Cela détermine-t-il notre avenir ? Oui, si nous savons retourner à l’inspiration
de notre mère nature et à la force de la symbiose spirituelle avec elle.
La deuxième
partie est en « abyme », un mot à la mode chez les critiques
hollywoodiens et américains. L’art de Picasso d’un côté et l’art africain et
océanien de l’autre, face à face, tête à tête, masque à masque. Cela ne parle
que si l’on oublie cet « abyme »-là pour poser des ponts, des
passerelles, des voies de passage de l’un à l’autre. Le directeur de cette
exposition a systématiquement cherché des œuvres d’art africain et océanien qui
sont comme des miroirs d’œuvres de Picasso (et non l’inverse puisque ces ouvres
africaines ou océaniennes étaient inconnus de Picasso lui-même). Il est alors
frappant comme un spectre dans je ne sais quel opéra ou comme un esprit
maléfique dans je ne sais quelle maison hantée que Picasso n’a rien inventé
mais qu’il a ré-inventé, re-distribué et ré-organisé les mentalismes humains les
plus fondamentaux, primordiaux comme j’ai déjà dit. Laissez-vous porter par la puissance
de ces choix et ces face-à-face. Vous devriez en éprouver un certain vertige
devant une telle universalité.
Quelques
remarques finales.
La Vierge romane
de Gosol qui ouvre l’exposition est une excellente idée car c’est de là que
Picasso et nous tous sortons, souvent d’ailleurs en l’ignorant, voire en le
niant : notre monde est la réécriture chrétienne, romane surtout et
éventuellement gothique, de la vision humaine primordiale d’ont j’ai parlé, et Picasso
partant de là va retrouver une élévation sublime dans l’art nègre.
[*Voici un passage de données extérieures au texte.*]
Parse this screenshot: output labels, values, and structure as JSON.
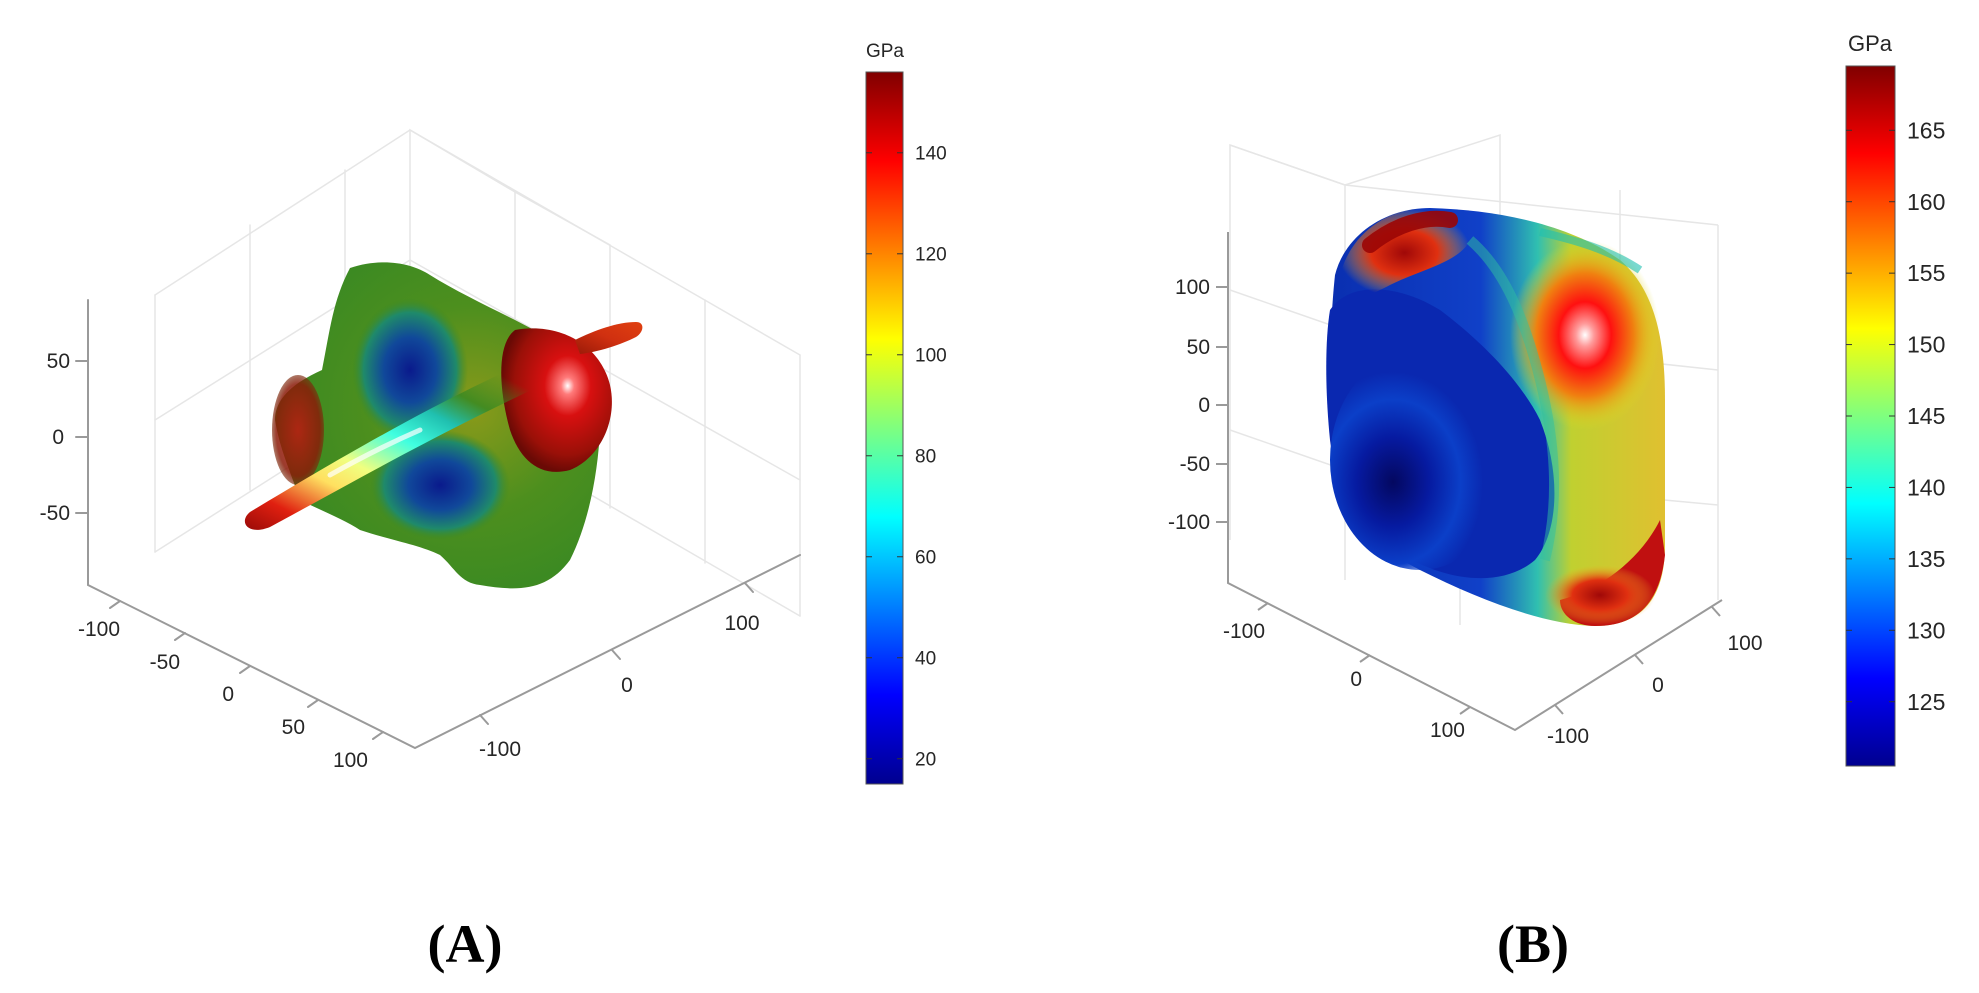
{
  "chart_data": [
    {
      "type": "3d-surface",
      "panel_label": "(A)",
      "colorbar": {
        "unit": "GPa",
        "min": 15,
        "max": 156,
        "ticks": [
          20,
          40,
          60,
          80,
          100,
          120,
          140
        ],
        "colormap": "jet"
      },
      "axes": {
        "z_ticks": [
          50,
          0,
          -50
        ],
        "left_ticks": [
          -100,
          -50,
          0,
          50,
          100
        ],
        "right_ticks": [
          -100,
          0,
          100
        ]
      },
      "grid": true
    },
    {
      "type": "3d-surface",
      "panel_label": "(B)",
      "colorbar": {
        "unit": "GPa",
        "min": 120.5,
        "max": 169.5,
        "ticks": [
          125,
          130,
          135,
          140,
          145,
          150,
          155,
          160,
          165
        ],
        "colormap": "jet"
      },
      "axes": {
        "z_ticks": [
          100,
          50,
          0,
          -50,
          -100
        ],
        "left_ticks": [
          -100,
          0,
          100
        ],
        "right_ticks": [
          -100,
          0,
          100
        ]
      },
      "grid": true
    }
  ],
  "colors": {
    "jet_dark_blue": "#00008f",
    "jet_blue": "#0000ff",
    "jet_cyan": "#00ffff",
    "jet_yellow": "#ffff00",
    "jet_red": "#ff0000",
    "jet_dark_red": "#800000",
    "axis": "#b0b0b0",
    "grid": "#e3e3e3"
  }
}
Dans la librairie-boutique,
je regrette l’absence de l’ouvrage Aragon-Picasso-Shakespeare
des Editions Cercle d’Art (Paris 1965) qui contient les reproductions de dessins
de Picasso sur Shakespeare et Hamlet avec une introduction de Louis Aragon.
De la même façon
je regrette l’absence de l’ouvrage de Roger Garaudy, D'un Réalisme sans rivages : Picasso, Saint-John Perse, Kafka, préface
de Louis Aragon, 1963, qui mettait en « abyme » dirions-nous la
pensée communiste de Pablo Picasso lui-même face à sa prophétie artistique et
au sectarisme du réalisme socialiste qui a régné en maître pendant la plus
grande partie de sa vie.
On pourrait aussi
regretter l’absence de Blaise Cendrars qui a tant donné à l’art africain. Cette
exposition aurait pu alors devenir le centre d’un mouvement autour de la réhabilitation
de l’art africain et océanien et de l’influence indélébile que cet art a eu et
a encore dans la peinture, la poésie, la littérature, bref en un mot la vie
spirituelle de l’occident européen, et j’insiste même sur l’importance de ne
pas inclure les USA dans cet héritage. Ils sont et restent, bon gré mal gré,
des esclavagistes qui n’ont toujours pas réglé leur passif.
Si les ouvrages
suggérés n’étaient pas disponibles, il eût été une bonne chose de provoquer
leur réédition. Pablo Picasso coupé de son engagement politique est comme un
masque africain en bois de pin sylvestre des Landes. Cela plairait au Maire de
Bordeaux, l’ancien comme le nouveau, mais cela serait une trahison culturelle.